Washington, DC -- Today, the Sierra Club submitted comments on Donald Trump’s Department of Justice revision of Harley Davidson’s punishment for Clean Air Act violations. Last year, the Obama Environmental Protection Agency and Department of Justice reached the consent decree to settle claims that the Harley Davidson installed “defeat devices” intended to evade pollution tests for Harley Davidson motorcycles. Almost a year later, the Trump Administration has now asked the Court to replace that original settlement with another agreement, which eliminates a requirement that Harley Davidson invests $3 million towards reducing air pollution.
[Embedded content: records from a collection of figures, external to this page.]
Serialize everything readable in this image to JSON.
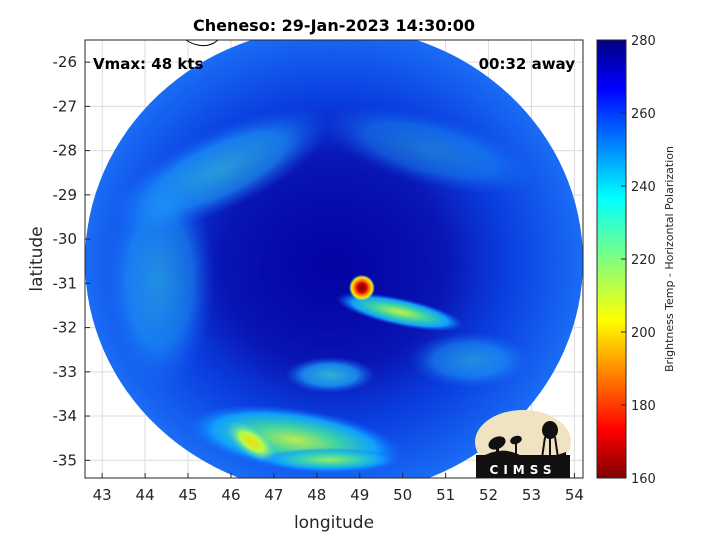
{
  "chart_data": {
    "type": "heatmap",
    "title": "Cheneso: 29-Jan-2023 14:30:00",
    "xlabel": "longitude",
    "ylabel": "latitude",
    "xlim": [
      42.6,
      54.2
    ],
    "ylim": [
      -35.4,
      -25.5
    ],
    "x_ticks": [
      "43",
      "44",
      "45",
      "46",
      "47",
      "48",
      "49",
      "50",
      "51",
      "52",
      "53",
      "54"
    ],
    "y_ticks": [
      "-26",
      "-27",
      "-28",
      "-29",
      "-30",
      "-31",
      "-32",
      "-33",
      "-34",
      "-35"
    ],
    "grid": true,
    "annotations": {
      "vmax": "Vmax: 48 kts",
      "time_offset": "00:32 away"
    },
    "colorbar": {
      "label": "Brightness Temp - Horizontal Polarization",
      "min": 160,
      "max": 280,
      "ticks": [
        "280",
        "260",
        "240",
        "220",
        "200",
        "180",
        "160"
      ],
      "colormap": "jet"
    },
    "swath": {
      "center_lon": 48.4,
      "center_lat": -30.5,
      "radius_deg_x": 5.8,
      "radius_deg_y": 5.3
    },
    "features": [
      {
        "name": "eye",
        "lon": 49.05,
        "lat": -31.1,
        "value": 170
      },
      {
        "name": "rainband east",
        "lon": 50.4,
        "lat": -31.75,
        "value": 225
      },
      {
        "name": "rainband south",
        "lon": 47.2,
        "lat": -34.3,
        "value": 225
      },
      {
        "name": "rainband southwest",
        "lon": 46.6,
        "lat": -34.7,
        "value": 200
      }
    ]
  },
  "logo": {
    "text": "CIMSS"
  }
}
The original consent decree did not require Harley Davidson to recall or otherwise repair the defeat devices sold by the company; instead it included, among its terms, a requirement that Harley Davidson invest $3 million in a “mitigation project,” which would reduce air pollution by assisting consumers’ purchase of new, efficient wood-fired stoves. That project was to be administered by the American Lung Association. The new decree proposed by the Department of Justice eliminates that project--but provides no substitute to address air pollution resulting from Harley Davidson’s legal violations, no alternative benefit to the public, nor any increase in the financial penalty. The Trump Administration proposes to simply return $3 million to Harley Davidson, reducing the cost to the company to just $34 per violation.
This change comes after Attorney General Jeff Sessions announced that the U.S. will no longer enter into settlements directing funds to third-party non-governmental organizations. Historically, these settlements were directed to these entities in order to administer defined programs--like the wood-stove rebates that the Trump Administration wishes to eliminate here--that benefitted the public by reducing the pollution that resulted from the violation of environmental laws, but which the settling parties were unable to administer themselves.
In response, Sierra Club Senior Attorney Peter Morgan released the following statement:
“The Trump administration has made it clear that it favors those breaking the law, over its responsibility to protect Americans’ public health. The proposed decree is an unadorned $3 million gift to a company which has violated the Clean Air Act--at the expense of the public. It’s past time that the Trump administration take its duties seriously and uphold the law rather than permitting polluters to ignore it.”